On a typical day at downtown Vancouver’s bustling St. Paul’s hospital, the Radiology department will perform an average of 20 chest computed tomography scans – better known as CT scans – on patients presenting with symptoms such as shortness of breath or chest pain.
This diagnostic test produces multiple pictures of the inside of the body, which can be reconfigured to produce three-dimensional images in order to detect various lung disorders such as benign and malignant tumors, pneumonia or cystic fibrosis.
False positives and negatives still common in diagnostic imaging
And while ever-advancing technology has resulted in diagnostic imaging that is clearer, faster and more accurate than ever before, detecting small lung malignancies still remains difficult; false positives and false negatives are not uncommon occurrences.
According to Dr. Jonathon Leipsic, Regional Head of the Department of Radiology for Providence Health Care and the Canada Research Chair in Advanced Cardiopulmonary Imaging, “There are so many images now that are generated, given the technological evolution of the scanners, that it can be a challenge to identify small lesions across so many images.”
Currently, lung cancer is the leading cause of death from cancer in Canada, and early detection is vital in ensuring the best possible outcomes for patients.
So how can we improve the chances of early detection? Enter: artificial intelligence.
In a new study published last month in Nature Medicine, researchers from Google and leading medical centres in the US pitted a computer against expert radiologists to find out who could most correctly identify lung malignancies. The computer, armed with “deep learning” software that uses complex neural networks to identify patterns and uncover new knowledge, proved to be as good as radiologists at identifying lung cancer, and in some cases, performed even better.

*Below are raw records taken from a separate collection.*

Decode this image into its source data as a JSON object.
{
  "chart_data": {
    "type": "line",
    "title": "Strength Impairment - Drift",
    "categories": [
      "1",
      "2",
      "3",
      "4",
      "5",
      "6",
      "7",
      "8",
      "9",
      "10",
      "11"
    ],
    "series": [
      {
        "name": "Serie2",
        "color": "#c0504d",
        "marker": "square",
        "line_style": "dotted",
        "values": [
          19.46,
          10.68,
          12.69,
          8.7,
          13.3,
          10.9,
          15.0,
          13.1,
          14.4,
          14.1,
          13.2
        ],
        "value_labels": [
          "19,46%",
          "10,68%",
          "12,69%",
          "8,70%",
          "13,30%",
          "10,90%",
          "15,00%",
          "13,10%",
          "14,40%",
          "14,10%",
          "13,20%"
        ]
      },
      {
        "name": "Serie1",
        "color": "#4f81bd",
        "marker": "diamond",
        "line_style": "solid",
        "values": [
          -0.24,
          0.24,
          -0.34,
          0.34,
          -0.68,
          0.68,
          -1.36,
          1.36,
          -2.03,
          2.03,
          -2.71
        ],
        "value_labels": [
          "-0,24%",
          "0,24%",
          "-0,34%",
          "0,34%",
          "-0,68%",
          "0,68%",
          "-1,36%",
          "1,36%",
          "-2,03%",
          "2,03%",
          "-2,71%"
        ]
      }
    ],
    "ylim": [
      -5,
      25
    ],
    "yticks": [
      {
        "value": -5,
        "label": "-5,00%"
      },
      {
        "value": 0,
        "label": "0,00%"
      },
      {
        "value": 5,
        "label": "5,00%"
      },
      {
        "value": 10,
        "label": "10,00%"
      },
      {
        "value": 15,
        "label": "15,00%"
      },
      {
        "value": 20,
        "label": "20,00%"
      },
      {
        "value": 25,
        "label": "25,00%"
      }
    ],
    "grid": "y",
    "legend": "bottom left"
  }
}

From Nature Medicine: “When prior computed tomography imaging was not available, our model outperformed all six radiologists with absolute reductions of 11% in false positives and 5% in false negatives. Where prior computed tomography imaging was available, the model performance was on-par with the same radiologists.”
While the system is not yet ready for widespread adoption, the success of the initial findings is promising.
“This creates an opportunity to optimize the screening process via computer assistance and automation…(and) shows the potential for deep learning models to increase the accuracy, consistency and adoption of lung cancer screening worldwide,” say the study’s authors.
Artificial intelligence holds potential at Providence
Is this something radiologists here at Providence would welcome?
“If used thoughtfully, yes,” says Dr. Leipsic. “This could help facilitate improvements in care. Some artificial intelligence processes lend themselves to computer-aided assessment; lesion identification is certainly one.”
In fact, Dr. Leipsic’s team is already exploring the role that artificial intelligence might play in preventative medicine.
“My lab has been using AI to understand if there are imaging findings that can help us predict which patients are going to experience heart attacks and which patients are at risk of worsening of their emphysema,” says Dr. Leipsic. “There is great opportunity for artificial intelligence to reduce health care costs and advance our understanding of complex disease processes.”